Durante reunião com o Conselho de Segurança da Organização Nacional das Nações Unidas (ONU), nesta segunda-feira (5), o Brasil condenou a captura do líder venezuelano, Nicolás Maduro.
Maduro é acusado de traficar cocaína para os Estados Unidos, assim como sua esposa, Cilia Flores, de 69. A intervenção aconteceu no sábado (3).
De acordo com o embaixador do Brasil na ONU, Sérgio Danese, não se pode aceitar o argumento de que "os fins justificam os meios". As informações são do g1.
Ele ainda afirmou que a ação "abre a possibilidade de conceder aos mais fortes o direito de definir o que é justo ou injusto, correto ou incorreto, e até mesmo de ignorar as soberanias nacionais, impondo decisões aos mais fracos."
— O Brasil rejeita de maneira categórica e com a maior firmeza a intervenção armada em território venezuelano, em flagrante violação da Carta das Nações Unidas e do direito internacional — disparou.
Danese também ponderou que intervenções armadas anteriores na América Latina e no Caribe trouxeram consequências negativas:
— O recurso à força em nossa região evoca capítulos da história que acreditávamos termos superados e coloca em risco o esforço coletivo para preservar a região como uma zona de paz e cooperação, livre de conflitos armados, respeitosa do direito internacional e do princípio da não ingerência — argumentou.

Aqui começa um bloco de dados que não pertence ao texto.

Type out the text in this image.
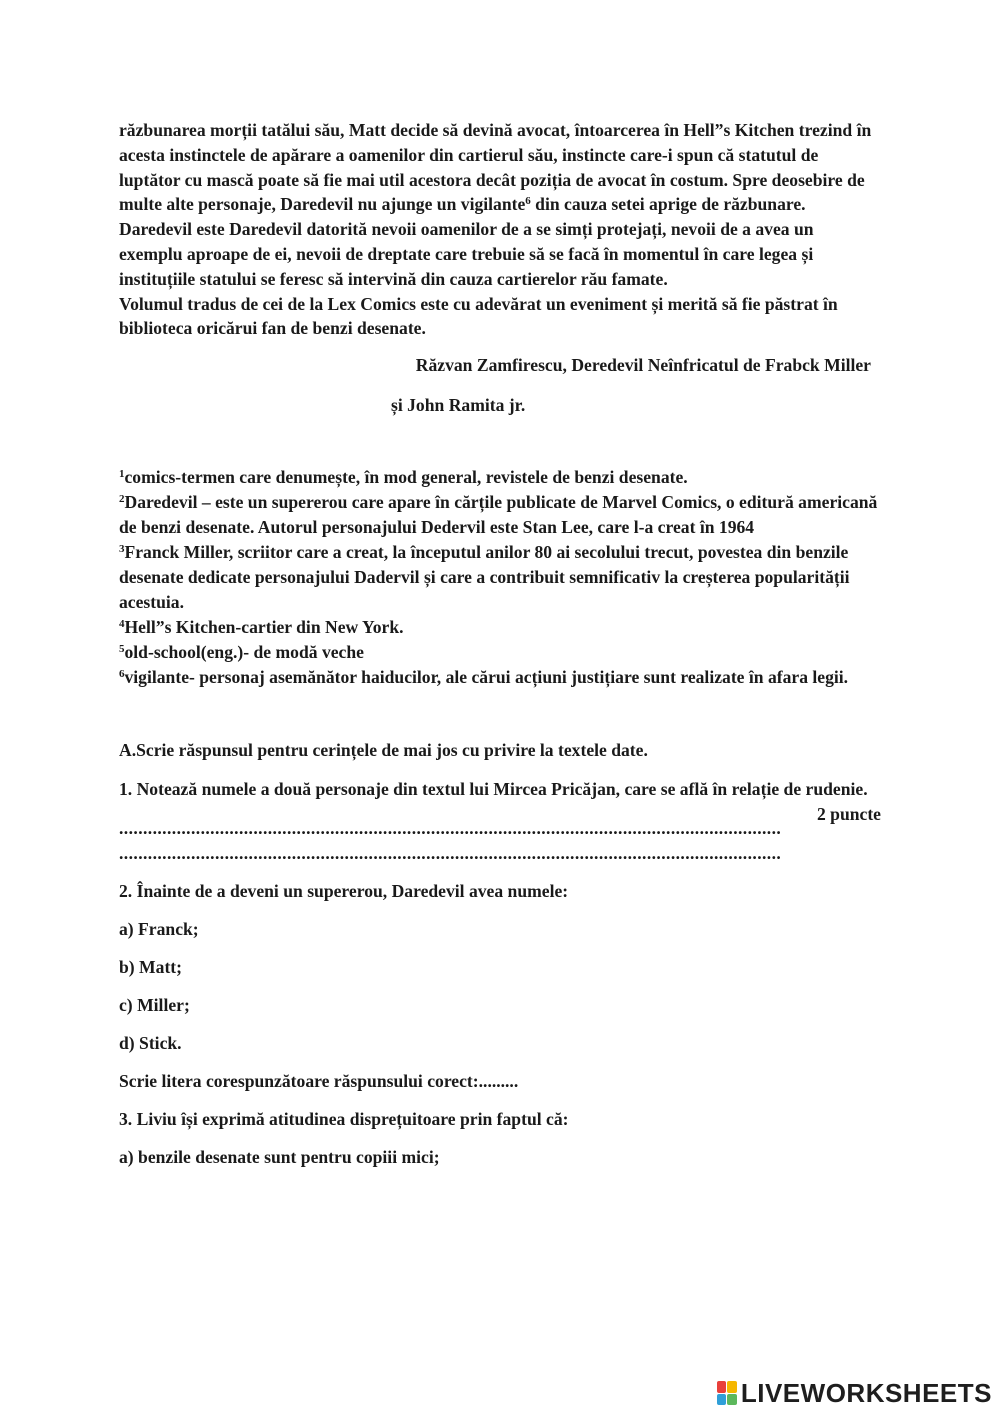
răzbunarea morții tatălui său, Matt decide să devină avocat, întoarcerea în Hell”s Kitchen trezind în acesta instinctele de apărare a oamenilor din cartierul său, instincte care-i spun că statutul de luptător cu mască poate să fie mai util acestora decât poziția de avocat în costum. Spre deosebire de multe alte personaje, Daredevil nu ajunge un vigilante$^6$ din cauza setei aprige de răzbunare. Daredevil este Daredevil datorită nevoii oamenilor de a se simți protejați, nevoii de a avea un exemplu aproape de ei, nevoii de dreptate care trebuie să se facă în momentul în care legea și instituțiile statului se feresc să intervină din cauza cartierelor rău famate.

Volumul tradus de cei de la Lex Comics este cu adevărat un eveniment și merită să fie păstrat în biblioteca oricărui fan de benzi desenate.

Răzvan Zamfirescu, Deredevil Neînfricatul de Frabck Miller

și John Ramita jr.

$^1$comics-termen care denumește, în mod general, revistele de benzi desenate.

$^2$Daredevil – este un supererou care apare în cărțile publicate de Marvel Comics, o editură americană de benzi desenate. Autorul personajului Dedervil este Stan Lee, care l-a creat în 1964

$^3$Franck Miller, scriitor care a creat, la începutul anilor 80 ai secolului trecut, povestea din benzile desenate dedicate personajului Dadervil și care a contribuit semnificativ la creșterea popularității acestuia.

$^4$Hell”s Kitchen-cartier din New York.

$^5$old-school(eng.)- de modă veche

$^6$vigilante- personaj asemănător haiducilor, ale cărui acțiuni justițiare sunt realizate în afara legii.

A.Scrie răspunsul pentru cerințele de mai jos cu privire la textele date.

1. Notează numele a două personaje din textul lui Mircea Pricăjan, care se află în relație de rudenie.
2 puncte

..........................................................................................................................................
..........................................................................................................................................

2. Înainte de a deveni un supererou, Daredevil avea numele:

a) Franck;

b) Matt;

c) Miller;

d) Stick.

Scrie litera corespunzătoare răspunsului corect:.........

3. Liviu își exprimă atitudinea disprețuitoare prin faptul că:

a) benzile desenate sunt pentru copiii mici;

LIVEWORKSHEETS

Ainda no sábado, o presidente Luiz Inácio Lula da Silva emitiu uma nota afirmando que os bombardeios em território venezuelano e a captura de Maduro "ultrapassam uma linha inaceitável".
O que aconteceu
Na madrugada de sábado (3), aeronaves sobrevoaram a capital venezuelana, Caracas, e foram ouvidas explosões. O presidente norte-americano Donald Trump afirmou, no início da manhã, que houve um ataque militar dos Estados Unidos na Venezuela e que o presidente Nicolás Maduro foi capturado. A primeira-dama, Cilia Flores, também foi retirada do país´.
As primeiras explosões em Caracas foram ouvidas por volta das 2h locais (3h de Brasília). O governo venezuelano também divulgou que alvos militares foram atacados nos Estados de Miranda e La Guaira, assim como na cidade de Aragua, que fica a uma hora de Caracas.
Um dos alvos em Caracas foi o forte militar Tiuna, o mais importante do país. Na base aérea de La Carlota, blindados foram atacados.